While August is Water Quality Month, the Texas Water Resources Institute’s water team is always working on water quality, traveling to watersheds throughout Texas. The team is on the road again — this time evaluating water quality near the Texas coast to support local stakeholders in their efforts to restore the water to good health.
TWRI’s water team is conducting bacterial source tracking, or BST, and monitoring water quality for bacteria in five watersheds that drain into the Trinity and Galveston bays: Double, Cedar, Dickinson and Buffalo bayous, and Clear Creek.
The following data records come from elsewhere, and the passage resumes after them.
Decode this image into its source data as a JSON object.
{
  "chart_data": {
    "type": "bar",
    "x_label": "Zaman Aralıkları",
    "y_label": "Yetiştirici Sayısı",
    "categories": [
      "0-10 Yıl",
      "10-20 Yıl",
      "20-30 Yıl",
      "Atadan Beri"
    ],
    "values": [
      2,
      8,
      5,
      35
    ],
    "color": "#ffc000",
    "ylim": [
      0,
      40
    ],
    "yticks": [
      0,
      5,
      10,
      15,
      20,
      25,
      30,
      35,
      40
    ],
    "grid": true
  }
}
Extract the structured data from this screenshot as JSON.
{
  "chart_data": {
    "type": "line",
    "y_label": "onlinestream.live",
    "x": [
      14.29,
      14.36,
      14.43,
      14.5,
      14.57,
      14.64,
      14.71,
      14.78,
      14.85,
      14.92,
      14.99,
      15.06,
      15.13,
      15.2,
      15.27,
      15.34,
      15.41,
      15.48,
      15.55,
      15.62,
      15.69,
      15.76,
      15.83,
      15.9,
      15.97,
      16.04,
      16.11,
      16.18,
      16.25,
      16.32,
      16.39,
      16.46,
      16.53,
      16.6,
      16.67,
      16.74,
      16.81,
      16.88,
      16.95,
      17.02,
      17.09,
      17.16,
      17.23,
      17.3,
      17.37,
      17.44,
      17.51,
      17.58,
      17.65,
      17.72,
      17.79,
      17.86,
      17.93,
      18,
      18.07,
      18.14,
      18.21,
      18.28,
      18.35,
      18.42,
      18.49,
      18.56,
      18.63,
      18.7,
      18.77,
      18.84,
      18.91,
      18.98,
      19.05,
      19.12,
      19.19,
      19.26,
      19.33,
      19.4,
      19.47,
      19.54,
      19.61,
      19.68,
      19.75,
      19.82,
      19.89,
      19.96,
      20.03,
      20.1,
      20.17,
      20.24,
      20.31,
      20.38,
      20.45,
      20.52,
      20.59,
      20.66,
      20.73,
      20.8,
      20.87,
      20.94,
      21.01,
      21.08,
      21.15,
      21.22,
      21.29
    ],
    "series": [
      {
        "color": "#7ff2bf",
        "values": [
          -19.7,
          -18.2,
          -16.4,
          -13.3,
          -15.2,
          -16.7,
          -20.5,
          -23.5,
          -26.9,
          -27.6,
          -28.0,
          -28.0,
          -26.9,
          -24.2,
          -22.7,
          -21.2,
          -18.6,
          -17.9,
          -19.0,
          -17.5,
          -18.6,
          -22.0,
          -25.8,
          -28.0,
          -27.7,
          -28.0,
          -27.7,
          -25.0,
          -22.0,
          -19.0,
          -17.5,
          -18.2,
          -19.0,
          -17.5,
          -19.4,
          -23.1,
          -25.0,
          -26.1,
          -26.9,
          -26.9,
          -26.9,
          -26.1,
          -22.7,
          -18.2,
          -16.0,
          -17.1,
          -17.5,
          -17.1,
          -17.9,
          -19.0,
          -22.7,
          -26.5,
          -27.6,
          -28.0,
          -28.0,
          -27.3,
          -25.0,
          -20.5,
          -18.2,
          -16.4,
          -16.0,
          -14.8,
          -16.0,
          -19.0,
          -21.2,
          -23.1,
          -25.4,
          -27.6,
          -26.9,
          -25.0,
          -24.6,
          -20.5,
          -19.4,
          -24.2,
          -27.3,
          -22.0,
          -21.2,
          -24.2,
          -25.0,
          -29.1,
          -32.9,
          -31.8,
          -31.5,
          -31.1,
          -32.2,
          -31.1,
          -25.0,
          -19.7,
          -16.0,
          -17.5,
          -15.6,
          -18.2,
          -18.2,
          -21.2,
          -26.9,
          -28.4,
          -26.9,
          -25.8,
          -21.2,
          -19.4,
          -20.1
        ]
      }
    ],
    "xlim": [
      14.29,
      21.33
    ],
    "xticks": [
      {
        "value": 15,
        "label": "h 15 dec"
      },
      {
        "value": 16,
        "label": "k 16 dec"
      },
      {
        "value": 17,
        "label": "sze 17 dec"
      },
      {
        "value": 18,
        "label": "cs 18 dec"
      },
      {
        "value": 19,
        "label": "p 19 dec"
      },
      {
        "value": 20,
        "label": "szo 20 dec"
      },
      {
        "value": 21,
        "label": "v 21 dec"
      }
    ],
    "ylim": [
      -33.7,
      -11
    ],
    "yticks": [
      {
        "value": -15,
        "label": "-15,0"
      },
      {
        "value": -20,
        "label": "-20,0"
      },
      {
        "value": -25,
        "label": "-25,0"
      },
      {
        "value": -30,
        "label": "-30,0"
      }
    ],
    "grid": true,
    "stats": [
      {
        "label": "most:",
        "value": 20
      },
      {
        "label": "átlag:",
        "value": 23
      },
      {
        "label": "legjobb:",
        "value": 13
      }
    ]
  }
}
“Through this project we hope to support the implementation of management measures identified in the various watershed-based plans to reduce bacteria in the area,” said Stephanie Ruff, a TWRI research assistant and lead for the project. “These plans include the Double Bayou Watershed Protection Plan(WPP), Cedar Bayou WPP, Dickinson Bayou WPP and the Bacteria Implementation Group (BIG) Implementation Plan.”
About once a month, members of the water team travel to the coast to collect water quality samples from a designated site along each of the five watersheds. They send the samples to the Texas A&M Soil and Aquatic Microbiology Laboratory (SAML) in College Station to be evaluated. At the sites, the team members also measure pH, temperature, conductivity and dissolved oxygen.
As a part of evaluating the water samples, the College Station lab processes the samples for BST. BST is an assessment tool that uses DNA fingerprinting and other genetic and phenotypic tests to identify and differentiate between wildlife, pets, livestock or human sources of fecal bacteria, including E. coli, in the watersheds. Using DNA fingerprints and bacterial markers, fecal pollution sources are identified by comparing E. coli DNA to those in the Texas E. coli BST Library, a statewide library of known contaminant sources.
The water team is collecting known source fecal samples from the watersheds and the SAML will add the samples to the BST Library.
“All of this monitoring and evaluation as well as input from local experts will result in a thorough knowledge of contributors to bacteria in the various watersheds,” said Dr. Allen Berthold, a TWRI senior research scientist.